Zwei spannende Keynotes warten auf Sie!

Dieses Jahr warten wieder spannende Vorträge herausragender Persönlichkeiten im Rahmen unserer Keynotes auf Sie! Eine kurze Übersicht:

Designing with the Body: Somaesthetic Interaction Design

We are at a watershed moment where our relationship to technology is about to undergo a dramatic and irreversible shift.  With the rise of ubiquitous technology, data-driven design and the Internet of Things, our interactions and our interfaces with technology will look radically different in the years ahead, incorporating changes like full body interaction, shape-changing interfaces, wearables and movement tracking apps. These changes offer an enormous opportunity—indeed, a necessity—to reinvent the way we interact with the inanimate world. Once-familiar, everyday objects, from our phones to our vacuums, require novel interaction models – not just typing text on screens, but, increasingly, movement-based, bodily communication. A qualitative shift is required in our design methods, from a predominantly symbolic, language-oriented design stance, to an experiential, felt, aesthetic stance permeating the whole design and use cycle.

I will discuss soma design —a process that allows designers to ‘examine’ and improve on connections between sensation, feeling, emotion, subjective understanding and values. Some design engages with bodily rhythms, touch, proprioception, bodily playfulness, but also with our values, meaning-making processes, emotions, ethics and ways of engaging with the world. Soma design also provides methods for orchestration of the ‘whole’, emptying the digital and physical materials of all their potential, thereby providing fertile grounds for meaning-making and engagement.

Professor Kristina Höök
Department of Media Technology and Interaction Design KTH Royal Institute of Technology, Stockholm, Sweden

Kristina Höök is a full Professor in Interaction Design at Royal Institute of Technology (KTH), Stockholm Sweden. Höök is a frequent keynote speaker, known for her work on social navigation, seamfulness, mobile services, affective interaction and lately, designing for bodily engagement in interaction through somaesthetics. Her competence lies mainly in interaction design and user studies helping to form design. Höök has obtained numerous national and international grants, awards, and fellowships including the Cor Baayen Fellowship by ERCIM (European Research Consortium for Informatics and Mathematics) for her thesis work in 1997, the INGVAR award from the Strategic Research Foundation (SSF) in 2004, she is an ACM Distinguished Scientist since 2014, and she is an ACM distinguished speaker.

AutoHabLab: Addressing Design Challenges in Automotive UX

Like most human habitats the automobile is characterised by multiple perceptions, emotions and social interactions. Drivers and passengers “live” and “socially interact” in their vehicles and thanks to mobile telephony, big-data and autonomous systems they increasingly interact in a complex way with machines and with other people across both space and time. Given the sophistication of the context, it would be simplistic to continue to consider the motor vehicle as an environment characterised mostly by the performance of a driving task.
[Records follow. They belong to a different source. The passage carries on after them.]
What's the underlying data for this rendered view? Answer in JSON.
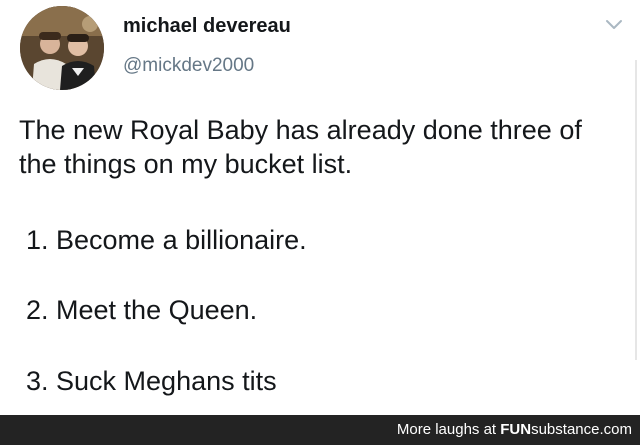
{
  "author": {
    "name": "michael devereau",
    "handle": "@mickdev2000"
  },
  "tweet": {
    "lines": [
      "The new Royal Baby has already done three of",
      "the things on my bucket list."
    ],
    "list": [
      "1. Become a billionaire.",
      "2. Meet the Queen.",
      "3. Suck Meghans tits"
    ]
  },
  "icons": {
    "avatar": "profile-photo",
    "menu": "chevron-down-icon"
  },
  "footer": {
    "prefix": "More laughs at ",
    "site_bold": "FUN",
    "site_rest": "substance",
    "domain": ".com"
  },
  "colors": {
    "text": "#14171a",
    "handle": "#657786",
    "footer_bg": "#232323",
    "footer_text": "#ffffff"
  }
}
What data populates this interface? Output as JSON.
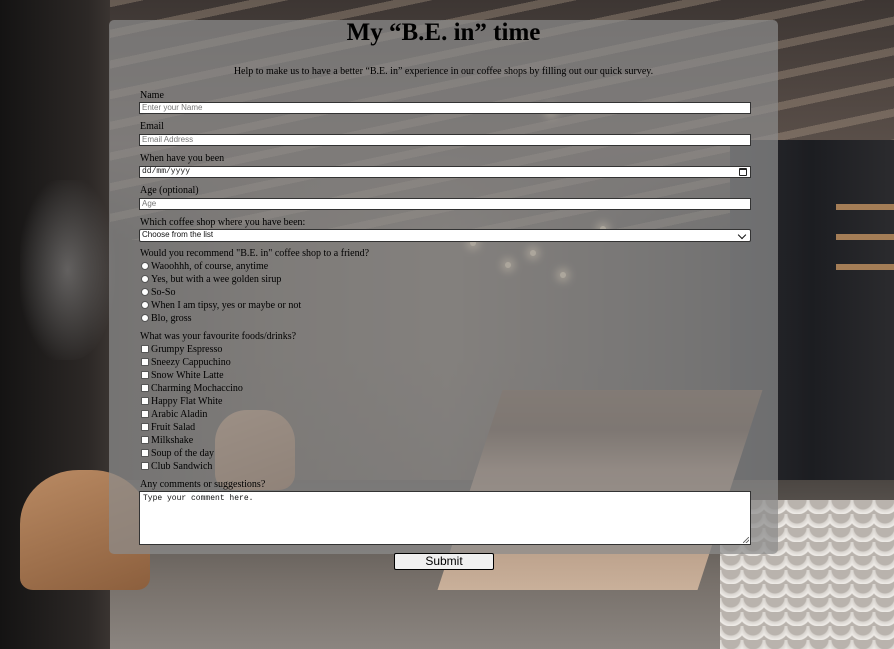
{
  "form": {
    "title": "My “B.E. in” time",
    "intro": "Help to make us to have a better “B.E. in” experience in our coffee shops by filling out our quick survey.",
    "name_label": "Name",
    "name_placeholder": "Enter your Name",
    "email_label": "Email",
    "email_placeholder": "Email Address",
    "date_label": "When have you been",
    "date_placeholder": "dd/mm/yyyy",
    "age_label": "Age (optional)",
    "age_placeholder": "Age",
    "shop_label": "Which coffee shop where you have been:",
    "shop_selected": "Choose from the list",
    "recommend_label": "Would you recommend \"B.E. in\" coffee shop to a friend?",
    "recommend_options": [
      "Waoohhh, of course, anytime",
      "Yes, but with a wee golden sirup",
      "So-So",
      "When I am tipsy, yes or maybe or not",
      "Blo, gross"
    ],
    "favourites_label": "What was your favourite foods/drinks?",
    "favourites_options": [
      "Grumpy Espresso",
      "Sneezy Cappuchino",
      "Snow White Latte",
      "Charming Mochaccino",
      "Happy Flat White",
      "Arabic Aladin",
      "Fruit Salad",
      "Milkshake",
      "Soup of the day",
      "Club Sandwich"
    ],
    "comments_label": "Any comments or suggestions?",
    "comments_value": "Type your comment here.",
    "submit_label": "Submit"
  },
  "icons": {
    "date": "calendar-icon",
    "select": "chevron-down-icon"
  }
}
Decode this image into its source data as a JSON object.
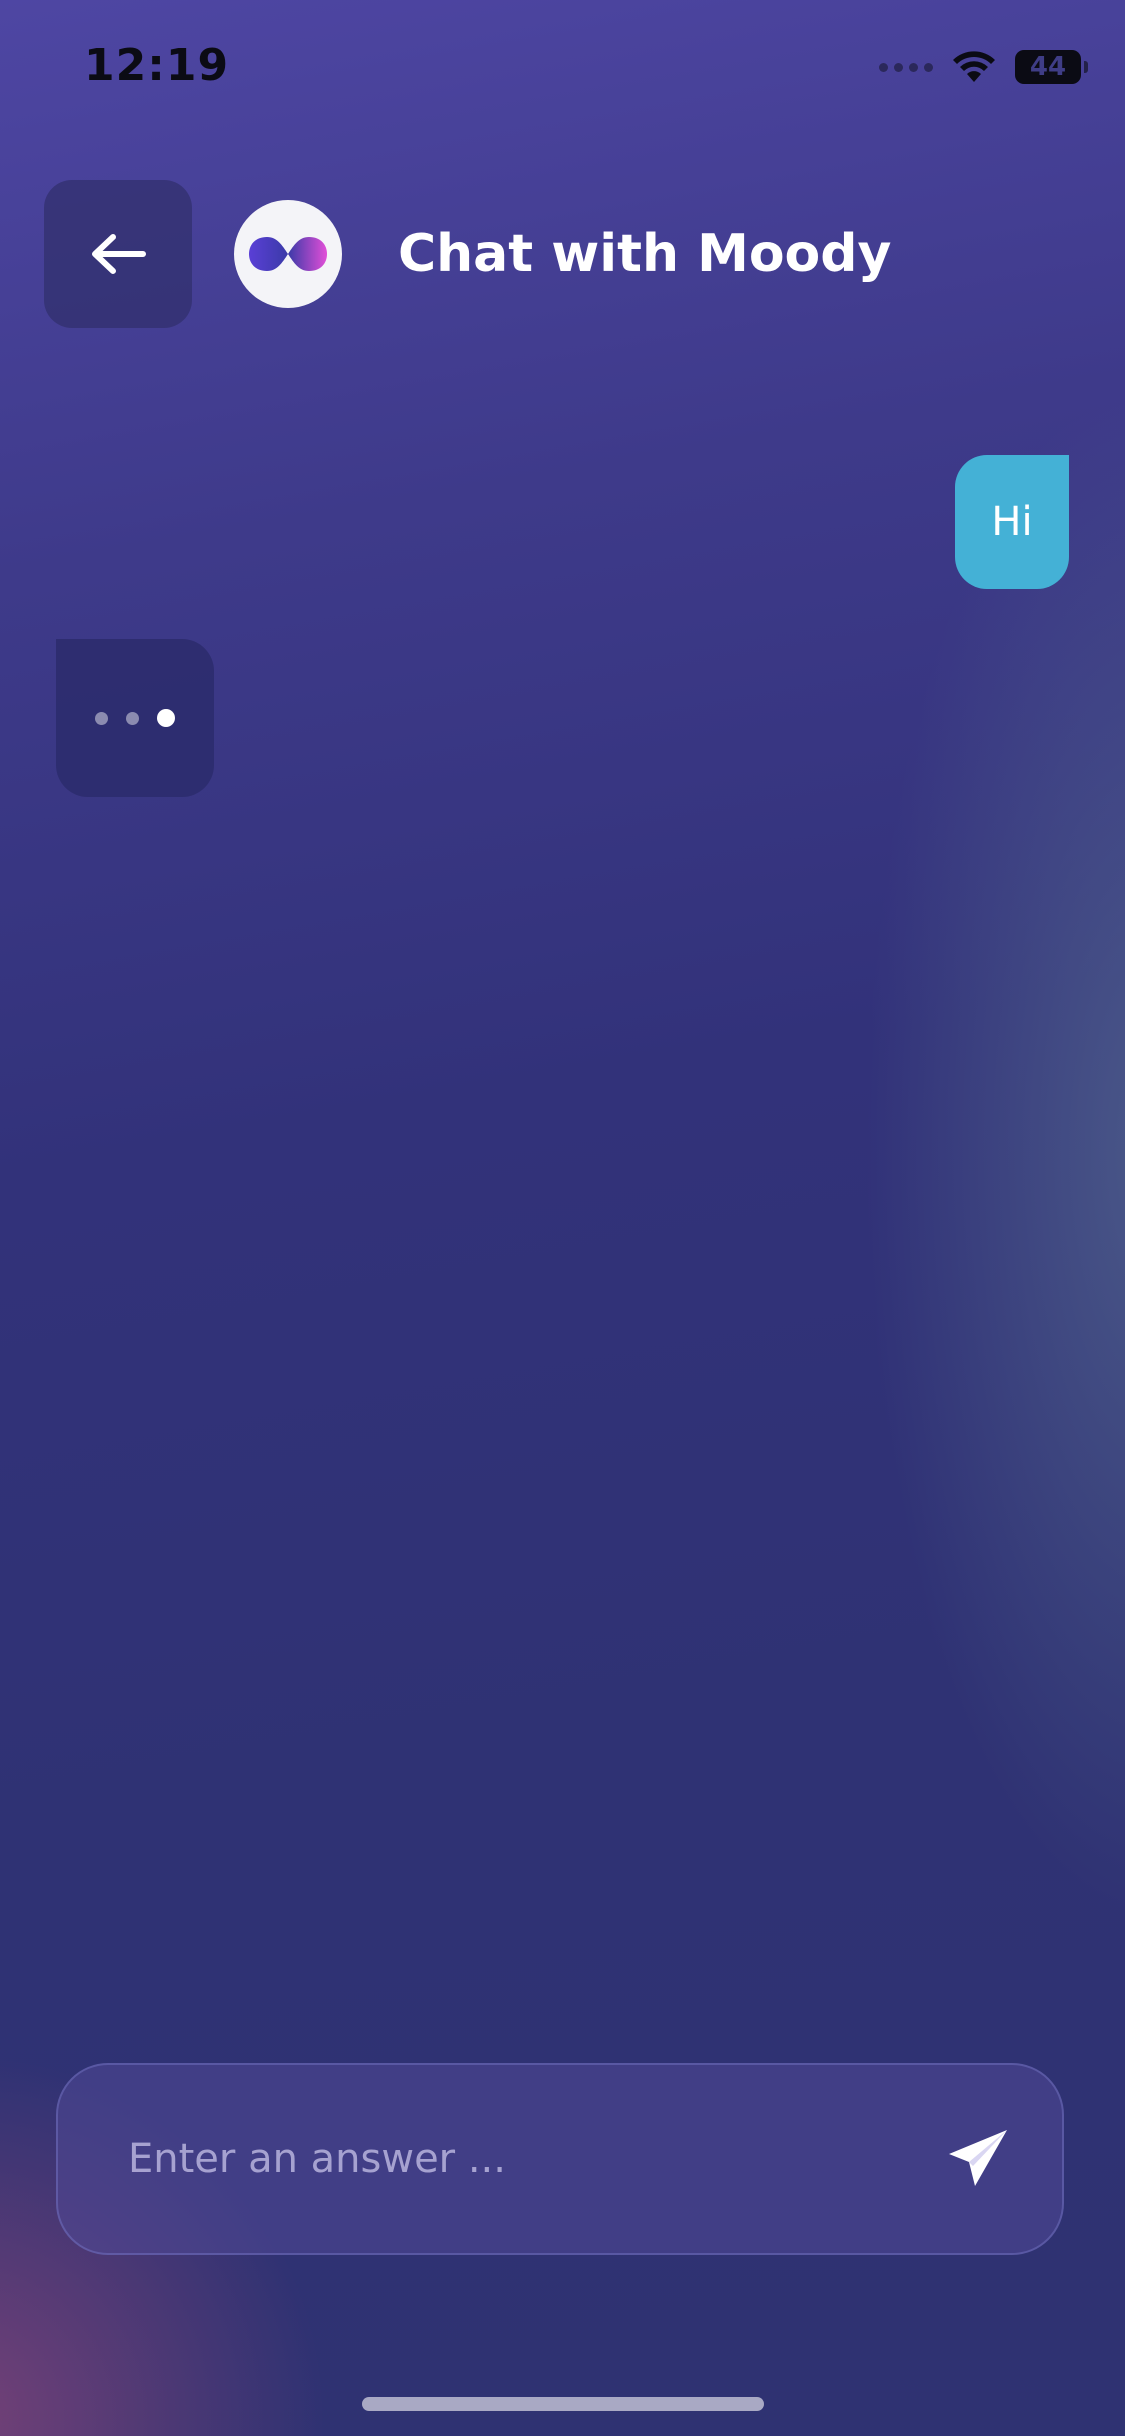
{
  "status_bar": {
    "time": "12:19",
    "battery": "44",
    "icons": [
      "signal-dots-icon",
      "wifi-icon",
      "battery-icon"
    ]
  },
  "header": {
    "back_icon": "arrow-left-icon",
    "avatar_icon": "infinity-logo-icon",
    "title": "Chat with Moody"
  },
  "messages": [
    {
      "sender": "user",
      "text": "Hi"
    },
    {
      "sender": "bot",
      "typing": true
    }
  ],
  "composer": {
    "placeholder": "Enter an answer ...",
    "value": "",
    "send_icon": "paper-plane-icon"
  },
  "colors": {
    "user_bubble": "#44b1d6",
    "background_top": "#4e46a3",
    "background_bottom": "#2f3272"
  }
}
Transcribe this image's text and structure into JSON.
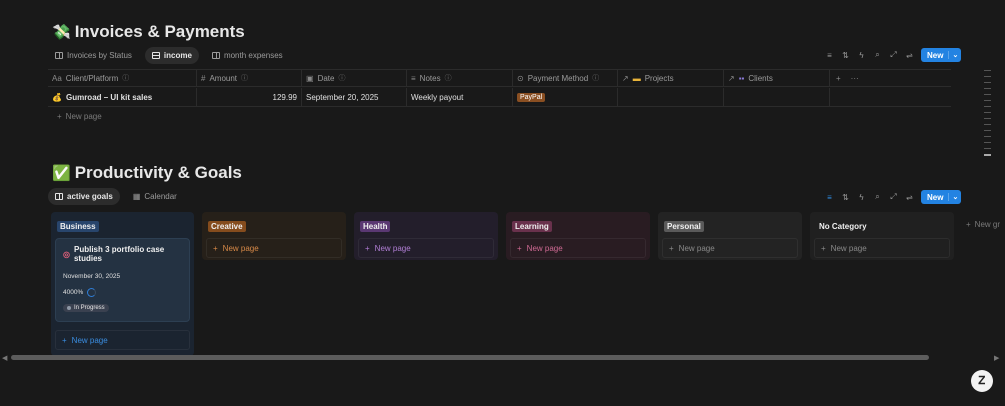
{
  "invoices": {
    "title_emoji": "💸",
    "title": "Invoices & Payments",
    "views": [
      {
        "label": "Invoices by Status",
        "active": false
      },
      {
        "label": "income",
        "active": true
      },
      {
        "label": "month expenses",
        "active": false
      }
    ],
    "new_label": "New",
    "columns": {
      "client": "Client/Platform",
      "amount": "Amount",
      "date": "Date",
      "notes": "Notes",
      "payment": "Payment Method",
      "projects": "Projects",
      "clients": "Clients"
    },
    "row": {
      "client": "Gumroad – UI kit sales",
      "amount": "129.99",
      "date": "September 20, 2025",
      "notes": "Weekly payout",
      "payment": "PayPal"
    },
    "new_page": "New page"
  },
  "goals": {
    "title_emoji": "✅",
    "title": "Productivity & Goals",
    "views": [
      {
        "label": "active goals",
        "active": true
      },
      {
        "label": "Calendar",
        "active": false
      }
    ],
    "new_label": "New",
    "columns": [
      {
        "label": "Business",
        "tag_color": "#28456c",
        "bg": "#1b2430",
        "new_color": "#3a8de0"
      },
      {
        "label": "Creative",
        "tag_color": "#854c1d",
        "bg": "#262019",
        "new_color": "#d98a48"
      },
      {
        "label": "Health",
        "tag_color": "#5a3872",
        "bg": "#231e2b",
        "new_color": "#b27fd6"
      },
      {
        "label": "Learning",
        "tag_color": "#69314c",
        "bg": "#291c22",
        "new_color": "#d06a94"
      },
      {
        "label": "Personal",
        "tag_color": "#5a5a5a",
        "bg": "#232323",
        "new_color": "#8a8a8a"
      },
      {
        "label": "No Category",
        "tag_color": "transparent",
        "bg": "#202020",
        "new_color": "#8a8a8a"
      }
    ],
    "card": {
      "title": "Publish 3 portfolio case studies",
      "date": "November 30, 2025",
      "progress": "4000%",
      "status": "In Progress"
    },
    "new_page": "New page",
    "new_group": "New gr"
  },
  "fab_label": "Ꮓ"
}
The talk approaches automotive UX from a human centred design perspective. The limitations of human long term memory, and thus of traditional design ethnography based on techniques such as interviews, focus groups and workshops is discussed. The effects of real-time context on human emotion and on the responses of the human subconscious are introduced. The talk explains the need for real-time, within-context, design workshops and provides examples based on the use of the AutoHabLab platform which has been developed in collaboration with JaguarLandRover. The examples focus on how the real-time monitoring of the human emotions directly identifies specific UX issues, and how the creative real-time interaction between the people in the car and the designers can lead to new design metaphors.

Professor Joseph A. Giacomin
Human Centred Design Institute (HCDI)
Brunel University, London

Joseph Giacomin is Director of the Human Centred Design Institute (HCDI) which performs research leading to products, systems and services which are physically, perceptually, cognitively and emotionally intuitive. He has a Ph.D. from Sheffield University in the United Kingdom and both Master’s and Bachelor’s degrees from the Catholic University of America in Washington D.C. U.S.A.. He has worked for both the American military and the European automobile industry. He has produced more than 80 publications including Thermal – seeing the world through 21st century eyes and is a member of the editorial boards of Ergonomics and the International Journal of Vehicle Noise and Vibration (IJVNV). He is a Fellow of the Institute of Ergonomics & Human Factors (FErgS), a Fellow of the Royal Society for the encouragement of Arts, Manufactures and Commerce (FRSA), a member of the Associazione Per Il Disegno Industriale (ADI) and a member of the Royal Photographic Society (RPS).